José Saramago’s posthumous novel The Elephant’s Journey is an exploration of the self—and a gift to his readers.
Emerging from the abundance of this season’s fall fiction is Solomon the elephant. A gift from a 16th century Portuguese king to his royal Austrian cousin, Solomon walks from Lisbon to Vienna with a vast entourage; as he makes his way through flatland heat and across mountain ice, Solomon illuminates the miracles and madness, the hopes and hypocrisies, of the humans around him.
In The Elephant’s Journey the Portuguese writer José Saramago gave Solomon a voice—but this book is no talking-animal fable. The royal cross-country trek is a historical reality; it happened in 1551, a fact learned by Saramago, who died earlier this year at age 87, when a professor friend took him to a restaurant called The Elephant, near the University of Salzburg. And it’s neither the elephant’s sentience nor the walk itself that form Saramago’s subject, but the dynamics around Solomon. People’s expectations of the elephant and their responses to his behavior undergird a multi-layered tale of border crossings.
Beginning in Portugal, moving through Spain into Italy and, finally, Austria, the caravan of porters and guards, food- and water-bearers, and the mahout Subhro, who balances high on Solomon’s back, crosses national frontiers, as well as those borders that grace no map: between the lived present and the remembered past; between those people born into privilege and those not; between the sensibilities of humans and those of animals.

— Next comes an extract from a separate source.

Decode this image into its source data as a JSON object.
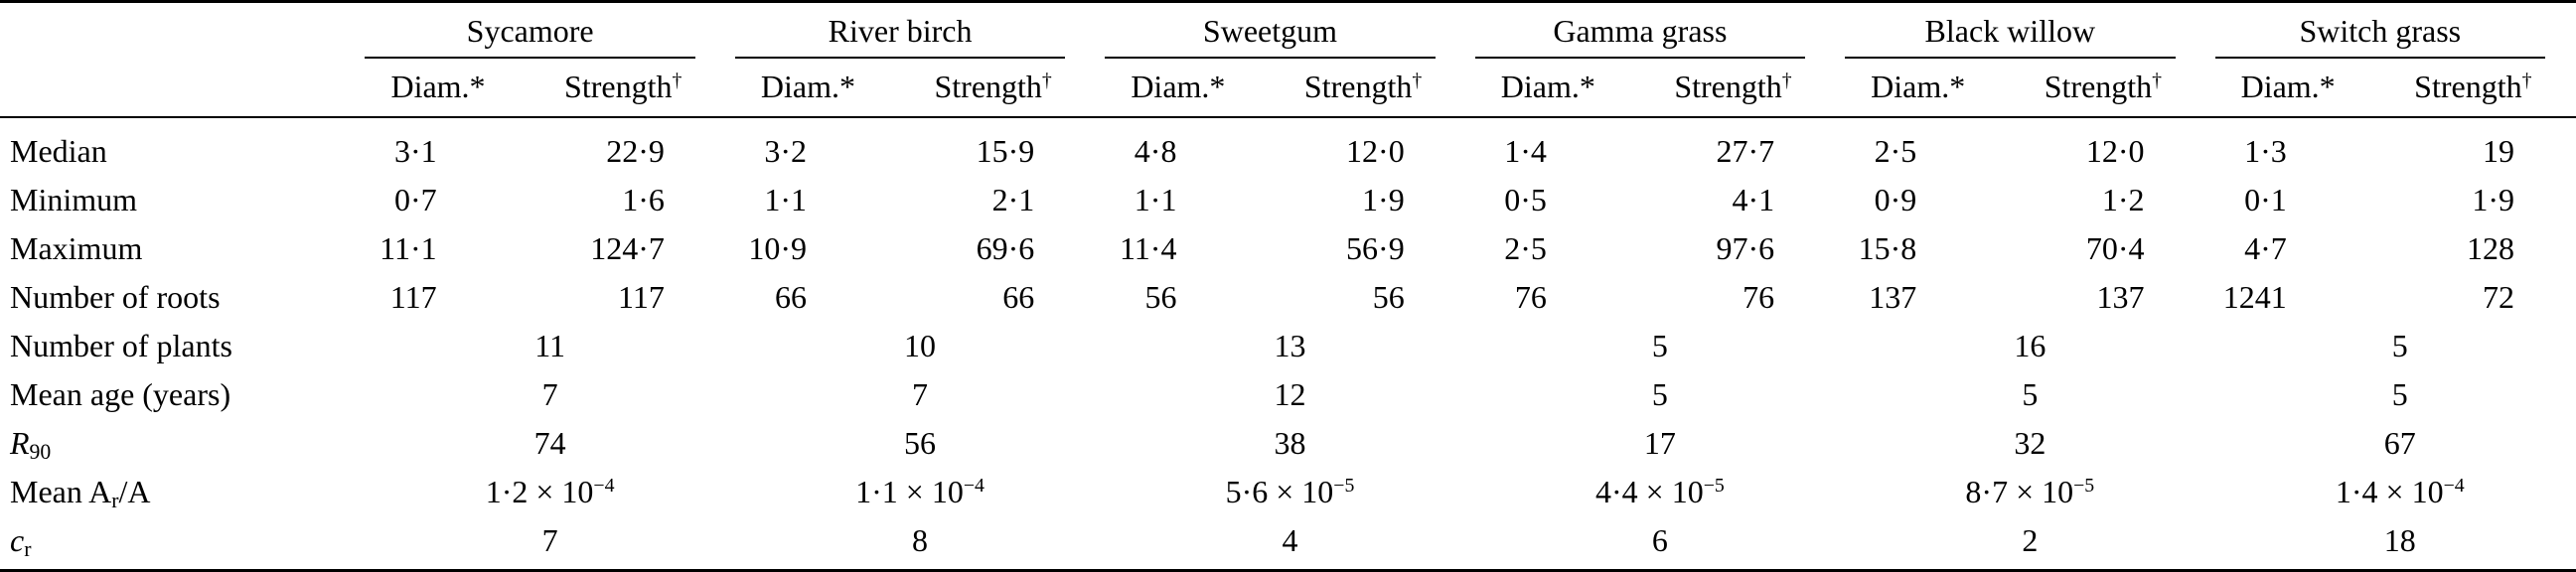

The omniscient narrator leapfrogs centuries as he describes the ancient journey, the commanding officer
was unaware that among his subordinates were two pigeon-fanciers, a term that did not exist at the time, except perhaps among initiates, but which was doubtless going around knocking at doors, with the absent-minded air affected by all new words, asking to be let in.
That words, for Saramago, a Nobel laureate, have such strong agency comes as no great surprise. Words’ force is seen most clearly when the Austrian archduke Maximilian, Solomon’s new owner, sets about changing not only the elephant’s name but also the mahout’s. Maximilian decrees that Solomon will henceforth be called Suleiman, and then confronts Subhro:
Your name is hard to pronounce, So I have been told, sir, No one in Vienna will be able to understand it, That will be my misfortune, sir, But there is a remedy, from now on you will be called Fritz. Fritz, said Subhro in a pained voice, Yes, it’s an easy name to remember.
Tellingly, it is Solomon who sees others’ true nature, through his own capacity for thought and emotion. As Solomon prepares to say goodbye to the Portuguese porters who had accompanied him to a certain juncture along the road, some of the men well up with emotion. And Solomon sees them, in ways that depart from the shuttered gaze of the novel’s royals and elites:
The elephant treated [one man] with particular indulgence. He touched the man’s head and shoulders with his trunk, bestowing on him caresses that seemed almost human, such was the gentleness and tenderness implicit in every movement. For the first time in the history of humanity, an animal was bidding farewell, in the literal sense, to a few human beings, as if he owed them friendship and respect, an idea unconfirmed by the moral precepts in our code of conduct, but which can perhaps be found inscribed in letters of gold in the fundamental laws of the elephantine race.
For all of Solomon’s exotic appeal, for his successive royal owners he’s a novelty, a remedy for boredom. In Portugal, he had languished mostly alone—except for the company of Subhro—for two years after his arrival from Goa. On the road, even a villager is nonchalant, remarking, “There’s not much to an elephant really. The others agreed, When you’ve walked around him once, you’ve seen all there is to see.”
Asked what he will do once he and Solomon arrive in Vienna, Subhro replies, “Probably the same as in Lisbon, nothing very much, there’ll be a lot of applause, a lot of people crowding the streets, and then they’ll forget all about him, that’s the law of life, triumph and oblivion.” Yet it is through Subhro, who never strays far from his charge even in sleep, that we come to grasp most thoroughly who Solomon is.
Saramago’s novels rarely reveal their brilliance through plot, and The Elephant’s Journey lacks the narrative energy of earlier works like Blindness and Death with Interruptions. At times, the book seems to move at the same pace as Solomon, plodding through the Alps. Still, it’s the tension between Solomon-as-beast and Solomon-as-genuine-self that gives this novel its freshness and force. The Elephant’s Journey is Saramago’s final gift to his readers, and to prolong one’s immersion in his meandering, minimally punctuated sentences is a good thing. There’s joy to be found in the passages that are incomparably Saramago. They are plentiful.